Furthermore, we are now testing women scheduled for outpatient visits. Those who had a positive result for either IgM or IgG at the rapid combined antibody test are offered with NP swab, and the outpatient appointment is postponed (Figure 2, B). Women with previous infection and “certified” recovered because of 2 negative NP swabs 24 hours apart are not tested for antibody response to COVID-19.
It would also be helpful to test visitors and HCWs, if feasible. In our department, we have mandatory rapid antibody testing for all HCWs every 7 days. HCWs who have a positive result for either IgM or IgG self-isolate at home while awaiting the results of the NP swab.

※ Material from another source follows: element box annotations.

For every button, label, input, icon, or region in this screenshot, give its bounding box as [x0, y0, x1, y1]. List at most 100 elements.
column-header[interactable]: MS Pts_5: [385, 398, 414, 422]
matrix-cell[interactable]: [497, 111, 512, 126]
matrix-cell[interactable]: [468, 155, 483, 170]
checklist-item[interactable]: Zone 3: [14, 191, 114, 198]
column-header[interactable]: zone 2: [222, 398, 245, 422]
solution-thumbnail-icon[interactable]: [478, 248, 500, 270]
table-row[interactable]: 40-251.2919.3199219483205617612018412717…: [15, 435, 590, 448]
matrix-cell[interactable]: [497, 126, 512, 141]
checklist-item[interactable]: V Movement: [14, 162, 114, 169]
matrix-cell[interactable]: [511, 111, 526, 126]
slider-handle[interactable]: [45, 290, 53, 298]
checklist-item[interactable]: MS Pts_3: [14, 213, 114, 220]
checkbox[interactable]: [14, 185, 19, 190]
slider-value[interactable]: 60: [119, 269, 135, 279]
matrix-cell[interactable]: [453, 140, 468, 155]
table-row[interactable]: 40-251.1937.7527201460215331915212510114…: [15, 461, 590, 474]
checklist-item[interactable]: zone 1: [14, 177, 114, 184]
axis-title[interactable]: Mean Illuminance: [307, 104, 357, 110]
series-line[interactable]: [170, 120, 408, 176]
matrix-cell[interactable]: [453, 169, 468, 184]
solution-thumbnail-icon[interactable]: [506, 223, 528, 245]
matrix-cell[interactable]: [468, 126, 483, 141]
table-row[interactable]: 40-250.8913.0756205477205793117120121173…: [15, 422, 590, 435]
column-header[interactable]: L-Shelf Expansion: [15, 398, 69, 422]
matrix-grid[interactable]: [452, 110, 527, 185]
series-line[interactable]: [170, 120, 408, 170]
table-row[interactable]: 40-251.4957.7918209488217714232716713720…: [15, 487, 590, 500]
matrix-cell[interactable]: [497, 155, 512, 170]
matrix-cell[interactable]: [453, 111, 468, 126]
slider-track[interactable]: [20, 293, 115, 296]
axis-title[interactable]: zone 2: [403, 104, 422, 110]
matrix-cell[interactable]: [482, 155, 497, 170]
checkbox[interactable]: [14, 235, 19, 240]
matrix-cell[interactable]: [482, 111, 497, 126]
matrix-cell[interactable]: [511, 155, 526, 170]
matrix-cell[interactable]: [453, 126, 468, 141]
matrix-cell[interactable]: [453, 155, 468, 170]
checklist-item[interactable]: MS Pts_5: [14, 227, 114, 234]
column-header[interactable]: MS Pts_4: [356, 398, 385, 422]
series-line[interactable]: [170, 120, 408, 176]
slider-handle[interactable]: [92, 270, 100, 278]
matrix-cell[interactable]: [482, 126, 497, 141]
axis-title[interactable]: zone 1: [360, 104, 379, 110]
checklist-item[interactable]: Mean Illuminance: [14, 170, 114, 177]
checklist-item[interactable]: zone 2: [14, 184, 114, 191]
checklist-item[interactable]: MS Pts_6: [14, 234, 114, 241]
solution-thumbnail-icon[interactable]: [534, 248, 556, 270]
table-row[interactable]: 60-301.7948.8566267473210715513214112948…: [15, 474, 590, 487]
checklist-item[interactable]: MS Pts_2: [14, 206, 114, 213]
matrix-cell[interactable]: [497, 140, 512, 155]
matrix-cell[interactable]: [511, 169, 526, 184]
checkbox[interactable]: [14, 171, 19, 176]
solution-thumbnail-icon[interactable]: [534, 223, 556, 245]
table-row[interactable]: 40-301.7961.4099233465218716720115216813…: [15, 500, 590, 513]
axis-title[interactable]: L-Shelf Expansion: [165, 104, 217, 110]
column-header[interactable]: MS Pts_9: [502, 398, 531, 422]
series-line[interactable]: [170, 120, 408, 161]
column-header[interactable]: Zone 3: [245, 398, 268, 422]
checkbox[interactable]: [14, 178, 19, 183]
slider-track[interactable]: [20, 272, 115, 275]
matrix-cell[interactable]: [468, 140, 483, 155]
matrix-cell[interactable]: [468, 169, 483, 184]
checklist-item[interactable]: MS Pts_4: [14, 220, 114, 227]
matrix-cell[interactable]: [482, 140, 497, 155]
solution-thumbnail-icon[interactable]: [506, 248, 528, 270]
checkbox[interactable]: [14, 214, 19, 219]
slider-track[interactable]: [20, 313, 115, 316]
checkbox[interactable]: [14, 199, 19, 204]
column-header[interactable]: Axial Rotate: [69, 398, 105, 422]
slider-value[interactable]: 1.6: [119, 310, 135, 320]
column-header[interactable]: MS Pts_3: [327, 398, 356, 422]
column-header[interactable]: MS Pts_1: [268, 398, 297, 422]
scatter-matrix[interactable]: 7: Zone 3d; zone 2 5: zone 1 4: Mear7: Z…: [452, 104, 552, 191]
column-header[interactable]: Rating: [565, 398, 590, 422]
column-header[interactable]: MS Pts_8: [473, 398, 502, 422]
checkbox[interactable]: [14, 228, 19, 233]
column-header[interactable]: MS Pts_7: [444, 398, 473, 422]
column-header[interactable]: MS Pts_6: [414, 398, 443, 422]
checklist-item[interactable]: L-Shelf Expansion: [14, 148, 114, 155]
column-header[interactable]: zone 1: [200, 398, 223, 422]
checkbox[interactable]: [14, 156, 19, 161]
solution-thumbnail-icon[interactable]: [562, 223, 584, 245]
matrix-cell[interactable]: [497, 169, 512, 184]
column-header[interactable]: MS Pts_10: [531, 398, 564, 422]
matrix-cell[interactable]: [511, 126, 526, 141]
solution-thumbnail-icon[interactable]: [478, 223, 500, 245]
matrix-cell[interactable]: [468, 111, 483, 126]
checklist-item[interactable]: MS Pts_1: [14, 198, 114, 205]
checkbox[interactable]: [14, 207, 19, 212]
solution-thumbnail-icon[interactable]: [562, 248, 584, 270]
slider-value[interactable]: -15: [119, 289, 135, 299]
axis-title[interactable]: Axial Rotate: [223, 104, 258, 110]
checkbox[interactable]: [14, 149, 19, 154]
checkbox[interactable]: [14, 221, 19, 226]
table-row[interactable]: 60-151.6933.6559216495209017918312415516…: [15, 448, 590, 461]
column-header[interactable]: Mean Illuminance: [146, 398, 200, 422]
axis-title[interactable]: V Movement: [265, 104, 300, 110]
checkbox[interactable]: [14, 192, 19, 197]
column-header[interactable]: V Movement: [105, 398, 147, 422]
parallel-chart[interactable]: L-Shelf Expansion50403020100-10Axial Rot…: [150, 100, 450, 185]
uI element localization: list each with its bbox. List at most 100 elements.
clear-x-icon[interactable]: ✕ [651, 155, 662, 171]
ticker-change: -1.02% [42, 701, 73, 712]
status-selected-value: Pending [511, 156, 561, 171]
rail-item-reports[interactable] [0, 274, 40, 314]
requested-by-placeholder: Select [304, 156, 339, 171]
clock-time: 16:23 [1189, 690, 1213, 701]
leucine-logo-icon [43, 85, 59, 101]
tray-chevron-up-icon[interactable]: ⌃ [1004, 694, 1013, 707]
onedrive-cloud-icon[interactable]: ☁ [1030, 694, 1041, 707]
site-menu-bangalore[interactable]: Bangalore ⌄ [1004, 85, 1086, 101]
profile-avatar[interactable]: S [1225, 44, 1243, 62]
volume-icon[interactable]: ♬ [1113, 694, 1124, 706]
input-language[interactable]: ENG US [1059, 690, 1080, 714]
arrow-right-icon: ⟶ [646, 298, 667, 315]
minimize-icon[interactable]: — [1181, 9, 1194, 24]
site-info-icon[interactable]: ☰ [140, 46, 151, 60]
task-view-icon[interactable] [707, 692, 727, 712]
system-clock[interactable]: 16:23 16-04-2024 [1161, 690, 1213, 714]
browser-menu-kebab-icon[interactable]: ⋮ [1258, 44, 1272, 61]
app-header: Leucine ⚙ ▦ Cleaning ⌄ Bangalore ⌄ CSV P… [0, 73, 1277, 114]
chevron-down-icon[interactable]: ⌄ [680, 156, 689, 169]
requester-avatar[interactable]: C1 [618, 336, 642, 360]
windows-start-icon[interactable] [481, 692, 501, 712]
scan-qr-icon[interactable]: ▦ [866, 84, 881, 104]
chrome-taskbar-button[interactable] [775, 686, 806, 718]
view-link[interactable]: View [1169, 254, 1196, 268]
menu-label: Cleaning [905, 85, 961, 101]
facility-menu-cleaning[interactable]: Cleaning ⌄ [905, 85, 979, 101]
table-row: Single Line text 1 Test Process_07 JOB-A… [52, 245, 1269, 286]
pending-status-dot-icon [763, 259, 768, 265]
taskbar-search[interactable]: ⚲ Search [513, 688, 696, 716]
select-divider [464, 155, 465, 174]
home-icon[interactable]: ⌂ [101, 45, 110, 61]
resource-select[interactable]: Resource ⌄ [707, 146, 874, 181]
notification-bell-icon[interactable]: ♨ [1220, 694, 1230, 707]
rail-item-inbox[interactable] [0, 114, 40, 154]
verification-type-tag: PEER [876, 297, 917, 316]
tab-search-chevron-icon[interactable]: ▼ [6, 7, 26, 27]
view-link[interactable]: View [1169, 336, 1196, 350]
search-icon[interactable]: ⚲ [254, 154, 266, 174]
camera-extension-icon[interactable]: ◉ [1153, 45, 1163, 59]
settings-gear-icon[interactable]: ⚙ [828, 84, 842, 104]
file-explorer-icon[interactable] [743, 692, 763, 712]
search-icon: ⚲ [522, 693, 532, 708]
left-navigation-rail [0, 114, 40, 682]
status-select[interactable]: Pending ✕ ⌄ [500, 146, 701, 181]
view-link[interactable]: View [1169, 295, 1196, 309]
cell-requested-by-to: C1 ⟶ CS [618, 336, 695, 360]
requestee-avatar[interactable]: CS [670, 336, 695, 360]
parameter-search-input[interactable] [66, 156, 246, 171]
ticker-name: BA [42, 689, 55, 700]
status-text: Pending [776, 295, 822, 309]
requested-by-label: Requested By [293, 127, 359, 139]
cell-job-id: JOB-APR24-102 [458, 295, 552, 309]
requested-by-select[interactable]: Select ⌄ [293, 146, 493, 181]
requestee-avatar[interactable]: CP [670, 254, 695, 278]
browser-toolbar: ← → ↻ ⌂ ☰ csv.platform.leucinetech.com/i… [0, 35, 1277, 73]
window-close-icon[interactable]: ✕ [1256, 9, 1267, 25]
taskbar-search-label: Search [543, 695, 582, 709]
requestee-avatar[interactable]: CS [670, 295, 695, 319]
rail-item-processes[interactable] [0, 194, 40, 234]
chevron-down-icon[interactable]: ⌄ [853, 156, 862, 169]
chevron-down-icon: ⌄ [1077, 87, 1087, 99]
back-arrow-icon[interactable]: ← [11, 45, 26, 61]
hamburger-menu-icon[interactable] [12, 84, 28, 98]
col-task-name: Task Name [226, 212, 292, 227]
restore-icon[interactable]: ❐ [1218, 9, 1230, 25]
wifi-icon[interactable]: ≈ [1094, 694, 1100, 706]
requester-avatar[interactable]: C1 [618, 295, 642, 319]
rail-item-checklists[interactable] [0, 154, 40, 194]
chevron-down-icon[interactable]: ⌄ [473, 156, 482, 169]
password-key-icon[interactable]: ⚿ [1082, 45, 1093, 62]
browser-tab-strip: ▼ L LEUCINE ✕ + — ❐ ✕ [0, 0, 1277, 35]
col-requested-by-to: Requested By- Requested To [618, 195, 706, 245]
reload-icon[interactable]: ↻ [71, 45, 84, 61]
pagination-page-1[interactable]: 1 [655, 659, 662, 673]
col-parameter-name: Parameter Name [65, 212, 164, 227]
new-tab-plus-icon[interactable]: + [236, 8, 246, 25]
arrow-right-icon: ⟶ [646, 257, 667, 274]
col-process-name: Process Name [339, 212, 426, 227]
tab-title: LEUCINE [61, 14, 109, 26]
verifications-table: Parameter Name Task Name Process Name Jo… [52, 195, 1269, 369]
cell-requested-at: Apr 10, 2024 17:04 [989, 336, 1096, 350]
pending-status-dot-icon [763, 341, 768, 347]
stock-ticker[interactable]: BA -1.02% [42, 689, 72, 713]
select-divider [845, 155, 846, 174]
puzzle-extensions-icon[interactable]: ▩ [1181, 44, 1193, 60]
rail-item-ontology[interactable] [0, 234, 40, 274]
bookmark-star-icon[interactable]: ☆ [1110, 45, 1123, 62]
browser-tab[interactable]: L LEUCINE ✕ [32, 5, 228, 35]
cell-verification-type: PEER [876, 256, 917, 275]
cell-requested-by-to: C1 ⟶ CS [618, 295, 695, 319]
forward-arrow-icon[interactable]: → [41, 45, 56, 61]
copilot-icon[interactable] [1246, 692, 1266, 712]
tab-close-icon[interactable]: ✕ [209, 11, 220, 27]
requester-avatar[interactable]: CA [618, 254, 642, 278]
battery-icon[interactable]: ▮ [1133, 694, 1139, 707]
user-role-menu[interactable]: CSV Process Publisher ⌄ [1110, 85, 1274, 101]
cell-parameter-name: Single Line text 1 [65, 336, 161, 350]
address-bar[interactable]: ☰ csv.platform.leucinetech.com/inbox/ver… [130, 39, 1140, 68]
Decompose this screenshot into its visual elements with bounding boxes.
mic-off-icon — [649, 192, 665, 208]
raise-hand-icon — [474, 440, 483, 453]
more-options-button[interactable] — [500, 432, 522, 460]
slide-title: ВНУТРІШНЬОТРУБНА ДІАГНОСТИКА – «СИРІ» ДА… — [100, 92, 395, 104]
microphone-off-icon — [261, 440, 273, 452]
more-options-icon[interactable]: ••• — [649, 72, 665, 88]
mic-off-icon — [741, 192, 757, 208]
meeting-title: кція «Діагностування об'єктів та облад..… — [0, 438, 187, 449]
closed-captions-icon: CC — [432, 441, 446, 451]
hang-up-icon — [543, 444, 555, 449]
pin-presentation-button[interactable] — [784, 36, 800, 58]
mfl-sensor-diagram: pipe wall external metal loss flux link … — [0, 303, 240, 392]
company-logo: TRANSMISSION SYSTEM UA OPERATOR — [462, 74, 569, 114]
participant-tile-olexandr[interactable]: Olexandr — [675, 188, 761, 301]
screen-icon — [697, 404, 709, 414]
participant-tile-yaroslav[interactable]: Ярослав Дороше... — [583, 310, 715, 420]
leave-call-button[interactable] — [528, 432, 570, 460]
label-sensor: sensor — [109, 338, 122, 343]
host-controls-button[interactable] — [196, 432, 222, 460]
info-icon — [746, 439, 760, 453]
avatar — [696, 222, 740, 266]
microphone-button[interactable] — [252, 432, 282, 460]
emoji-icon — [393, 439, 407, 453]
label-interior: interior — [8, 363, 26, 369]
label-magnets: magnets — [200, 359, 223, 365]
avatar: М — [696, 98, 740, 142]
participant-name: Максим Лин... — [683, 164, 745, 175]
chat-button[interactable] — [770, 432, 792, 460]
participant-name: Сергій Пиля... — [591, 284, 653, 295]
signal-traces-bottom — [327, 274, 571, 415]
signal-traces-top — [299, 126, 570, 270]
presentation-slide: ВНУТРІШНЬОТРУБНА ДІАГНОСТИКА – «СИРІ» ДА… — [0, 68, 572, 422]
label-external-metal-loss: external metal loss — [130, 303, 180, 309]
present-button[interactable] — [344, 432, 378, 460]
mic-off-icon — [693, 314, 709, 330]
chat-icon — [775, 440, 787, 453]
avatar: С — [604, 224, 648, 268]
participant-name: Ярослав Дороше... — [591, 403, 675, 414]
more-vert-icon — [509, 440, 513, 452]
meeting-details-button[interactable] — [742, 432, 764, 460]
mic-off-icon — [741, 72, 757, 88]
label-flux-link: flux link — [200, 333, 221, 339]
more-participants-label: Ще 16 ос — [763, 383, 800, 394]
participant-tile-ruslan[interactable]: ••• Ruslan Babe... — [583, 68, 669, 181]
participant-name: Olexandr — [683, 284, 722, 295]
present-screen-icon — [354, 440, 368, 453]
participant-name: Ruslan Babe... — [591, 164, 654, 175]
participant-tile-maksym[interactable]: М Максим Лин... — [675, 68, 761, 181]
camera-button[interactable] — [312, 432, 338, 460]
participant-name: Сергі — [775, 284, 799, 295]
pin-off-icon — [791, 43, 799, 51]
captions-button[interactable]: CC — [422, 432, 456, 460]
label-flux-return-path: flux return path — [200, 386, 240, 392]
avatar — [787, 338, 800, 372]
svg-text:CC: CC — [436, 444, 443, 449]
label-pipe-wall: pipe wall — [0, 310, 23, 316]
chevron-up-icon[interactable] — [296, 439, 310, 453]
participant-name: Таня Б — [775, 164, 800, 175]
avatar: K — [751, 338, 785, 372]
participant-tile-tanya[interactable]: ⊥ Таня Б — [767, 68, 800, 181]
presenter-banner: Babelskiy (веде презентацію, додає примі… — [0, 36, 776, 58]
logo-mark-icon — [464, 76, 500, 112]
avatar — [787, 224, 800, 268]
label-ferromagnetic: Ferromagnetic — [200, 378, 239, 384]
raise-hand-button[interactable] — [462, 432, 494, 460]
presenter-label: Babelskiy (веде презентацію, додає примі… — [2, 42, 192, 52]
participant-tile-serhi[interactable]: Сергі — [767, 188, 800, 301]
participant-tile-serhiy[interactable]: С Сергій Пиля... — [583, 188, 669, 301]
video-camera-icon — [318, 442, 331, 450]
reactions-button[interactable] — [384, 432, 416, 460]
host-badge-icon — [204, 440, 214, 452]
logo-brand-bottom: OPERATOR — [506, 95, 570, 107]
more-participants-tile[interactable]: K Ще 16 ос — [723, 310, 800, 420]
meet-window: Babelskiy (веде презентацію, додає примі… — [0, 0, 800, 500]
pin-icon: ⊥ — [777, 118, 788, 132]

In summary, we recommend testing for antibody response to SARS-CoV-2 for pregnant women before receiving care in both inpatient and outpatient settings, as feasible (Figure 2). Those who have a positive result to either IgM or IgG rapid immunoassay should undergo an NP swab, and admission or appointment should be postponed, if feasible, until NP swab test results are available, and they should be considered COVID-19 positive in the meanwhile (Figure 2).
Footnotes
This paper is part of a supplement that represents a collection of COVID-related articles selected for publication by the editors of AJOG MFM without additional financial support.
The authors report no conflict of interest.
No financial support was received for this study.